We tested whether pre-treatment standard DCE MRI imaging and clinical features can predict overall survival (OS) of 37 patients with primary lung cancer. Primary tumor volume (hazard ratio [HR] = 3.19 per 1-SD increase, P=0.001) and minimum intensity of the peak enhancement phase on DCE MRI (HR = 0.45, P=0.012) were significant predictors of OS on univariate Cox regression analysis. Univariate primary tumor volume model (c-index = 0.76, P=0.002) and multivariate LASSO Cox models based on DCE MRI features (c-index = 0.69, P=0.046) were positive predictors for OS with no statistically significant difference in performance (P=0.36).
Materials and methods
Thirty-seven patients with pathologically confirmed lung cancer and pretreatment DCE-MR imaging were included. DCE-MR scans consisted of a transverse orientation dynamic sequence using liver acquisition of volume acceleration (LAVA) with 30 sec temporal sampling, repeated for 18 frames. The baseline clinical features including smoking index (pack-years), four tumor plasma biomarkers (CEA, NSE, CYFRA21-1, SCC), and stage (based on the eighth edition AJCC/UICC stage classification criteria) were collected (Table 1). Contours defining the whole 3D tumor region for each patient were manually delineated slice-by-slice on the axial pre-contrast and post-contrast-T1 images by a chest radiologist using MIM 6.6TM (MIM software Inc., Cleveland, OH). Time-intensity curves were generated to guide selection of the peak enhancement phase. The peak enhancement phase images were subsequently fused with the pre-enhanced images to produce the enhancement ratio images. Ten intensity histogram features, including volume, integral, maximum, minimum, mean, median, kurtosis, skewness, standard deviation (SD) and the coefficient of variation (CoV), were extracted from the enhancement ratio images via MIM. Descriptive univariate screening of variables was conducted without multiple comparison adjustments. Multivariate analytical prediction models for OS were constructed using Cox regression with the least absolute shrinkage and selection operator (LASSO). Model performance was internally validated using the concordance index (c-index) calculated with the .632 bootstrap to account for training and testing using the same data set. Patients were median risk-stratified, and cross-validated Kaplan-Meier curves were generated.Discussion
In our study, we assessed and compared the performance of different clinical and imaging features for predicting the overall survival of primary lung cancer patients. Volume of the primary tumor was the strongest individual predictor during univariate analysis, wherein increasing volume was associated with shorter survival time. In a prior study, it was reported that tumor size was one of the most important prognostic factors and almost linearly associated with prognosis.2,3,4 In addition, DCE-MRI minimum intensity in the peak enhancement phase was correlated with the overall survival in our patient cohort, with an increase of minimum intensity associated with longer survival time. The minimum intensity likely represents the DCE-MRI voxels within the heterogeneous tumor with poorly perfused cell populations, which may be more likely to be resistant to treatment, which may impact clinical outcome. This finding is insistent with a previous DCE-MRI study of cervical cancer, reporting that the lowest 10th percentile of DCE independently predicted disease recurrence.5 Further investigation of DCE-MRI features of low perfusion regions within heterogeneous tumors is warranted for outcome prediction in primary lung cancer patients.Conclusion
The primary tumor volume and the minimum tumor perfusion in the peak enhancement phase of DCE-MRI are predictive of overall survival. Prediction models based on DCE-MRI features should be considered in lung cancer patient risk stratification and treatment selection.1. Yoon SH, Park CM, Park SJ, Yoon J-H, Hahn S, Goo JM: Tumor Heterogeneity in Lung Cancer: Assessment with Dynamic Contrast-enhanced MR Imaging. Radiology 2016; 280:940–948.
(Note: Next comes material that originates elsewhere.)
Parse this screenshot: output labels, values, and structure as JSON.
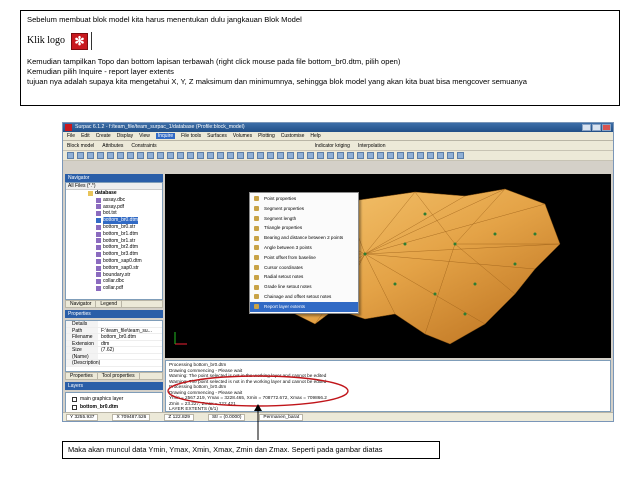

2. Donegan WL. Tumor-related prognostic factors for breast cancer. CA Cancer J Clin 1997; 47:28–51.
3. Michaelson JS, Silverstein M, Wyatt J, et al. Predicting the sur- vival of patients with breast carcinoma using tumor size. Cancer 2002; 95:713–723
4. Carter CL, Allen C, Henson DE. Relation of tumor size, lymph node status, and survival in 24,740 breast cancer cases. Cancer 1989; 63:181–187
5. Mayr NA, Yuh WTC, Jajoura D, et al. Ultra-early predictive assay for treatment failure using functional magnetic resonance imaging and clinical prognostic parameters in cervical cancer. Cancer. 2010;116(4):903–912.